Opening on January 29, the gallery will present recent sculptures by American artist John McCracken. This will be the third exhibition at David Zwirner of the New Mexico-based sculptor. John McCracken's work has been steadily exhibited in New York since the mid-1960s, and internationally since the early 1970's. His work will be included in A Minimal Future? Art as Object 1958-1968, the upcoming survey of Minimalism at the Museum of Contemporary Art in Los Angeles, opening in March 2004. A solo exhibition will open in October 2004 at the Museum for Contemporary Art in Gent, Belgium.

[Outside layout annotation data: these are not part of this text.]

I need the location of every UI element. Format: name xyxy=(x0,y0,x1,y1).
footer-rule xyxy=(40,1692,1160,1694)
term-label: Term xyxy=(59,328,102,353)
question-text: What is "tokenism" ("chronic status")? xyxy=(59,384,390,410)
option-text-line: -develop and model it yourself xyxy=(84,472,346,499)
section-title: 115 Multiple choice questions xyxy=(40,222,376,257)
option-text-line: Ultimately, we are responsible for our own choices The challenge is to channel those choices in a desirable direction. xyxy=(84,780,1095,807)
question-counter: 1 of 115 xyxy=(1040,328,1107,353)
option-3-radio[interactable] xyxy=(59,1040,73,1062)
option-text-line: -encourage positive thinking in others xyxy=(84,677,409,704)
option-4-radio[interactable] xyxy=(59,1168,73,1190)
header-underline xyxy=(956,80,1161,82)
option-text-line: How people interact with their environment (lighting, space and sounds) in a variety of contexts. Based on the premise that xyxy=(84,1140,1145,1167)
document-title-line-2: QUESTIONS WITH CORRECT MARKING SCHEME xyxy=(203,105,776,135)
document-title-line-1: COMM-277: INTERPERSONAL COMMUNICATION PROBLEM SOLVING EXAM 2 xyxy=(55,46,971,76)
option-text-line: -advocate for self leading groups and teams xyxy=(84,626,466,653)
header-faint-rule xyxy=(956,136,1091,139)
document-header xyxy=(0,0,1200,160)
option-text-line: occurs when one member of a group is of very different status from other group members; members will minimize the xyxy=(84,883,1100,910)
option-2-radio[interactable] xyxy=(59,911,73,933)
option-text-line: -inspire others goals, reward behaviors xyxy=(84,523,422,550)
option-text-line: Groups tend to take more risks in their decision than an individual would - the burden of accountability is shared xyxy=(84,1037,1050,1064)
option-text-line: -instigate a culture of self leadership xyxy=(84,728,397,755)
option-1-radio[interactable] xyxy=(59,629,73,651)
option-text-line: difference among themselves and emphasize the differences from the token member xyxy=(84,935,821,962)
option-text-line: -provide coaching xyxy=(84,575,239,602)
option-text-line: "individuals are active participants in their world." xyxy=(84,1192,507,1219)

While Minimalist artists such as Carl Andre, Donald Judd, and Dan Flavin were gaining success with their new abstract work in New York in the mid-60's, McCracken was experimenting in Los Angeles with a similar vernacular. Having started his career as a painter, McCracken soon left the constraints of the picture frame in favor of a more three-dimensional understanding of painting. In 1966 he developed his signature sculptural form, which he continues to make today: the plank. These tall sculptures literally and formally define the space between painting and sculpture. With his simple gesture of leaning a monochromatic, rectangular, resin plank so it rests on the floor and wall, McCracken created a definitive work within the primary concerns of Minimalism: the desire to leave the two dimensionality of the picture plane for a new art that references and includes both architecture and the viewer.

McCracken continued to expand his vocabulary, creating works he called "columns, slabs, blocks, basic beautiful forms, neutral forms". In recent years, McCracken has increasingly experimented with more complex shapes, many of which are wall-mounted. At the same time, he continues to work on his trademark planks and his monolithic columns. For this exhibition McCracken has made a group of freestanding columns, a color chart, and two signature planks.

McCracken has stated that he uses color as "material". The inherent abstract qualities of pure color make it the perfect "other" material alongside pure form, providing the two basic tenets of McCracken's sculptural vernacular. While the bold colors and very slick and shiny surfaces of his sculptures seem to reject the appearance of the handcrafted, McCracken has always made his work himself. Although his Minimalist peers largely turned to fabricators to bring their work into existence, McCracken's works are products of a slow and laborious process of woodworking, resin application, and finishing. The monochrome surfaces are sanded and polished many times to such a degree of reflectiveness that they seem translucent. Thus the objects gain a singular and almost otherworldly quality: they are physical, yet at the same time immaterial. As the artist states: "I am after a physical object that appears to be nonphysical, hallucinatory or holographic." Ideally they aim to mirror the most ephemeral of all abstractions, that of pure thought."